In contrast to iha, the sporadic appearance ofiroN_{E. coli} in many different serotypes strongly suggests either multiple horizontal acquisition events or multiple scattered deletions of iroN_{E. coli} within otherwise iroN_{E. coli}-positive lineages. Although in strain CP9 iroN_{E. coli} occurs on a genomic PAI (23), the possibility of plasmid-associated transfer of iroN_{E. coli} in some strains was suggested in the present study by the striking statistical association of iroN_{E. coli} with cvaC (colicin V), which occurs on large conjugative plasmids (28-30). Precedent in ExPEC for a siderophore system which occurs variously on colicin V plasmids and on the genome is provided by the aerobactin system, which has been postulated to represent an extinct transposon (22, 28). The finding that in strain CP9 iroN_{E. coli} is flanked by IS1230sequences (23) suggests the possibility of independent mobility of iroN_{E. coli}, which would be consistent with exchange of iroN_{E. coli} between genome and plasmids.

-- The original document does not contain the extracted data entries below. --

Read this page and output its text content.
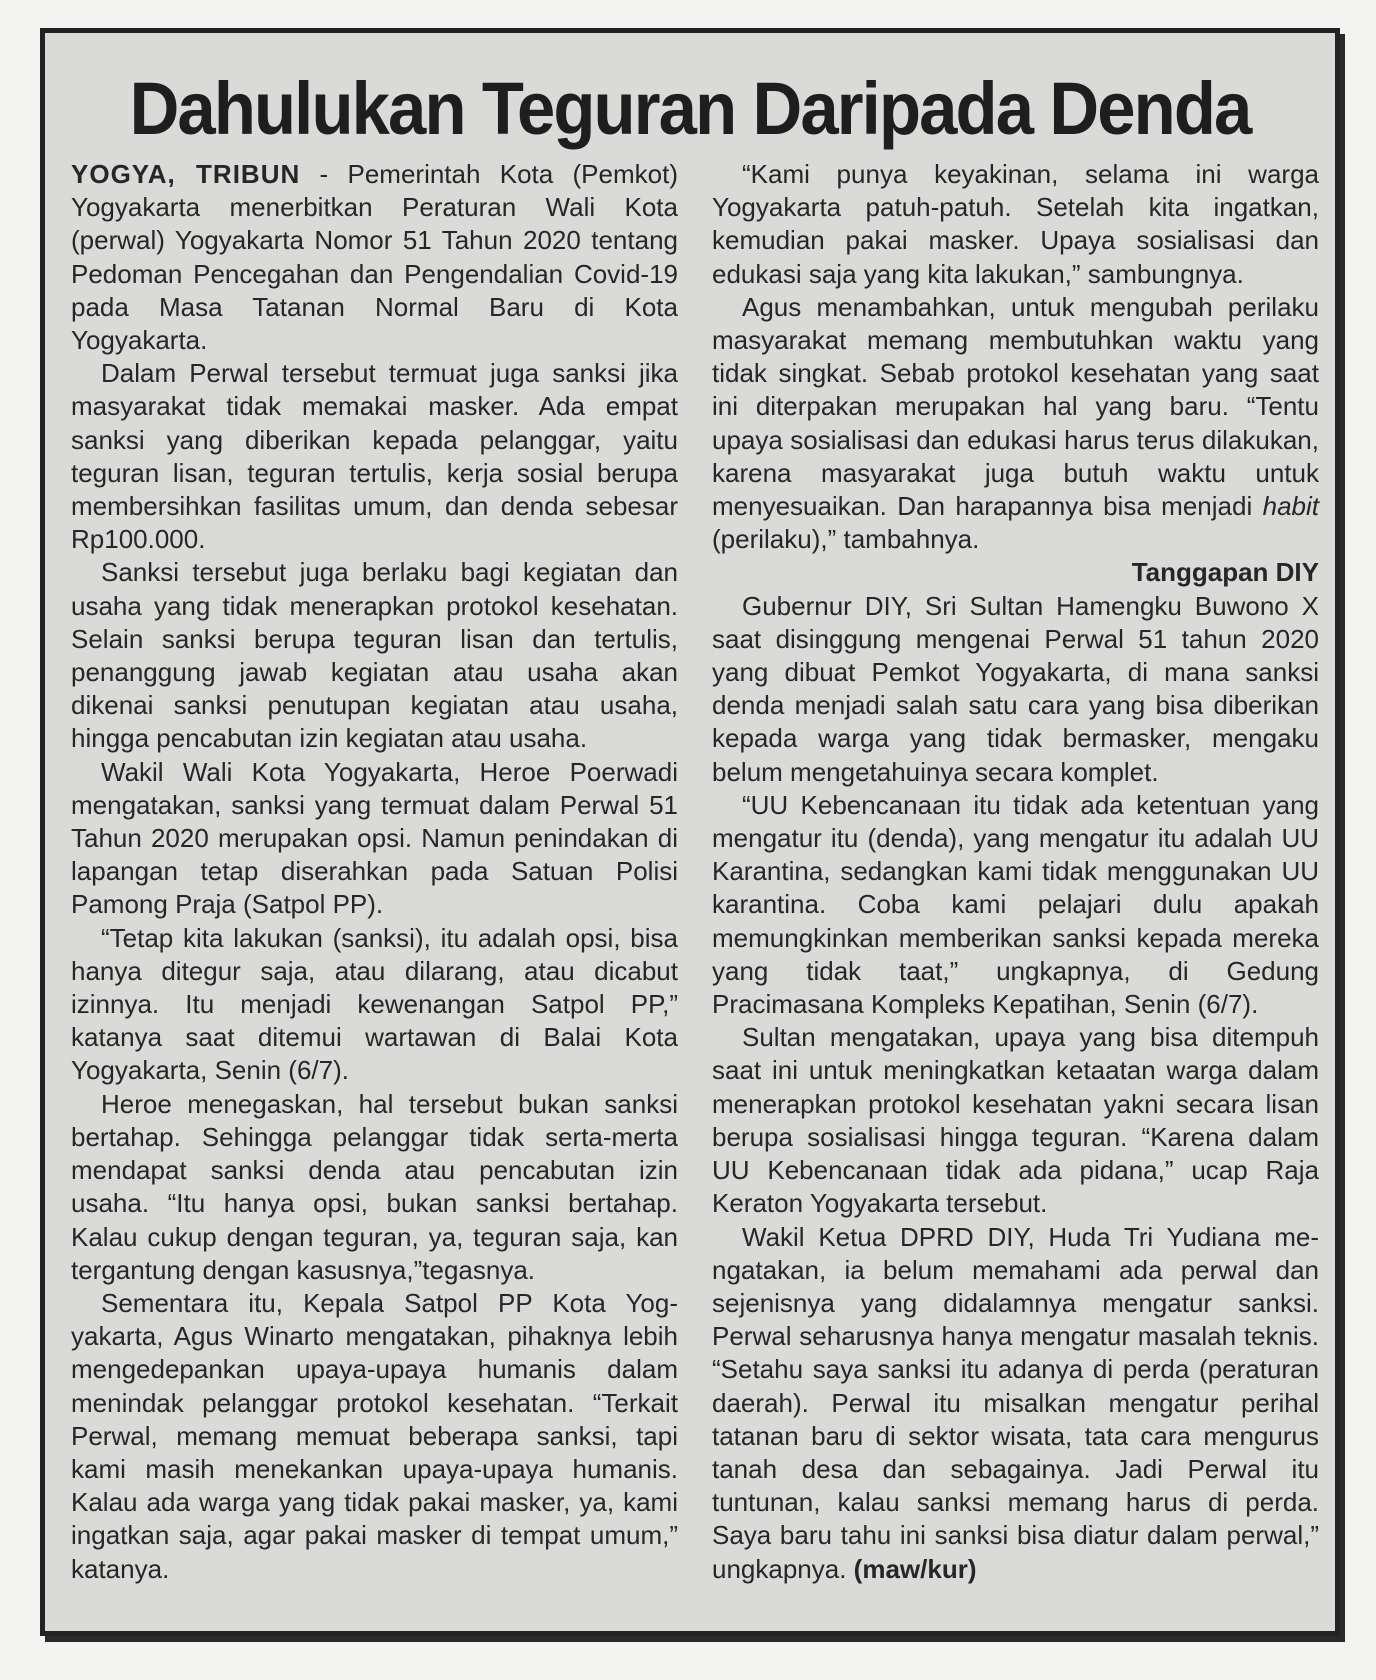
Dahulukan Teguran Daripada Denda

YOGYA, TRIBUN - Pemerintah Kota (Pemkot) Yogyakarta menerbitkan Peraturan Wali Kota (perwal) Yogyakarta Nomor 51 Tahun 2020 tentang Pedoman Pencegahan dan Pengendalian Covid-19 pada Masa Tatanan Normal Baru di Kota Yogyakarta.

Dalam Perwal tersebut termuat juga sanksi jika masyarakat tidak memakai masker. Ada empat sanksi yang diberikan kepada pelanggar, yaitu teguran lisan, teguran tertulis, kerja sosial berupa membersihkan fasilitas umum, dan denda sebesar Rp100.000.

Sanksi tersebut juga berlaku bagi kegiatan dan usaha yang tidak menerapkan protokol kesehatan. Selain sanksi berupa teguran lisan dan tertulis, penanggung jawab kegiatan atau usaha akan dikenai sanksi penutupan kegiatan atau usaha, hingga pencabutan izin kegiatan atau usaha.

Wakil Wali Kota Yogyakarta, Heroe Poerwadi mengatakan, sanksi yang termuat dalam Perwal 51 Tahun 2020 merupakan opsi. Namun penindakan di lapangan tetap diserahkan pada Satuan Polisi Pamong Praja (Satpol PP).

“Tetap kita lakukan (sanksi), itu adalah opsi, bisa hanya ditegur saja, atau dilarang, atau dicabut izinnya. Itu menjadi kewenangan Satpol PP,” katanya saat ditemui wartawan di Balai Kota Yogyakarta, Senin (6/7).

Heroe menegaskan, hal tersebut bukan sanksi bertahap. Sehingga pelanggar tidak serta-merta mendapat sanksi denda atau pencabutan izin usaha. “Itu hanya opsi, bukan sanksi bertahap. Kalau cukup dengan teguran, ya, teguran saja, kan tergantung dengan kasusnya,”tegasnya.

Sementara itu, Kepala Satpol PP Kota Yogyakarta, Agus Winarto mengatakan, pihaknya lebih mengedepankan upaya-upaya humanis dalam menindak pelanggar protokol kesehatan. “Terkait Perwal, memang memuat beberapa sanksi, tapi kami masih menekankan upaya-upaya humanis. Kalau ada warga yang tidak pakai masker, ya, kami ingatkan saja, agar pakai masker di tempat umum,” katanya.

“Kami punya keyakinan, selama ini warga Yogyakarta patuh-patuh. Setelah kita ingatkan, kemudian pakai masker. Upaya sosialisasi dan edukasi saja yang kita lakukan,” sambungnya.

Agus menambahkan, untuk mengubah perilaku masyarakat memang membutuhkan waktu yang tidak singkat. Sebab protokol kesehatan yang saat ini diterpakan merupakan hal yang baru. “Tentu upaya sosialisasi dan edukasi harus terus dilakukan, karena masyarakat juga butuh waktu untuk menyesuaikan. Dan harapannya bisa menjadi habit (perilaku),” tambahnya.

Tanggapan DIY

Gubernur DIY, Sri Sultan Hamengku Buwono X saat disinggung mengenai Perwal 51 tahun 2020 yang dibuat Pemkot Yogyakarta, di mana sanksi denda menjadi salah satu cara yang bisa diberikan kepada warga yang tidak bermasker, mengaku belum mengetahuinya secara komplet.

“UU Kebencanaan itu tidak ada ketentuan yang mengatur itu (denda), yang mengatur itu adalah UU Karantina, sedangkan kami tidak menggunakan UU karantina. Coba kami pelajari dulu apakah memungkinkan memberikan sanksi kepada mereka yang tidak taat,” ungkapnya, di Gedung Pracimasana Kompleks Kepatihan, Senin (6/7).

Sultan mengatakan, upaya yang bisa ditempuh saat ini untuk meningkatkan ketaatan warga dalam menerapkan protokol kesehatan yakni secara lisan berupa sosialisasi hingga teguran. “Karena dalam UU Kebencanaan tidak ada pidana,” ucap Raja Keraton Yogyakarta tersebut.

Wakil Ketua DPRD DIY, Huda Tri Yudiana mengatakan, ia belum memahami ada perwal dan sejenisnya yang didalamnya mengatur sanksi. Perwal seharusnya hanya mengatur masalah teknis. “Setahu saya sanksi itu adanya di perda (peraturan daerah). Perwal itu misalkan mengatur perihal tatanan baru di sektor wisata, tata cara mengurus tanah desa dan sebagainya. Jadi Perwal itu tuntunan, kalau sanksi memang harus di perda. Saya baru tahu ini sanksi bisa diatur dalam perwal,” ungkapnya. (maw/kur)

Although direct genetic linkage is a plausible explanation for the observed statistical associations between different putative virulence genes, other explanations should be considered. Alternative mechanisms include coselection for the associated traits (independent of these traits' genetic relationship to one another), and coselection for unmeasured traits that are genetically linked to the statistically associated putative virulence genes. Confirmation of actual genetic linkage between putative virulence genes would require direct genetic analyses. The results of the present study can assist the design of such analyses by suggesting which linkages should be sought experimentally.

The significantly higher prevalence of iha found in the present study among E. coli bacteremia isolates from noncompromised hosts than in those from compromised hosts suggests thatiha (or VFs linked to iha) may assist in overcoming host defenses that are breached in patients with the types of compromise studied (12). In contrast, our observation that the prevalence of iroN_{E. coli} increased in the presence of host compromise suggests that unlike iha,iroN_{E. coli} should be as good a target for an anti-VF intervention among compromised hosts as among noncompromised hosts. The absence of an association of iroN_{E. coli} with antimicrobial resistance suggests that iroN_{E. coli} should also remain as effective a target for an anti-VF intervention among multidrug-resistant E. coli as among susceptible strains, whereas iha, which was negatively associated with antimicrobial resistance, would be most useful as a target among antimicrobial-susceptible strains.

It should be noted that the present study population represented a single geographical locale, a single clinical syndrome, and a time period of several years in the mid-1980s. Analysis of strains from other locales, clinical syndromes, and time periods for ihaand iroN_{E. coli} would provide a valuable complement to the present study.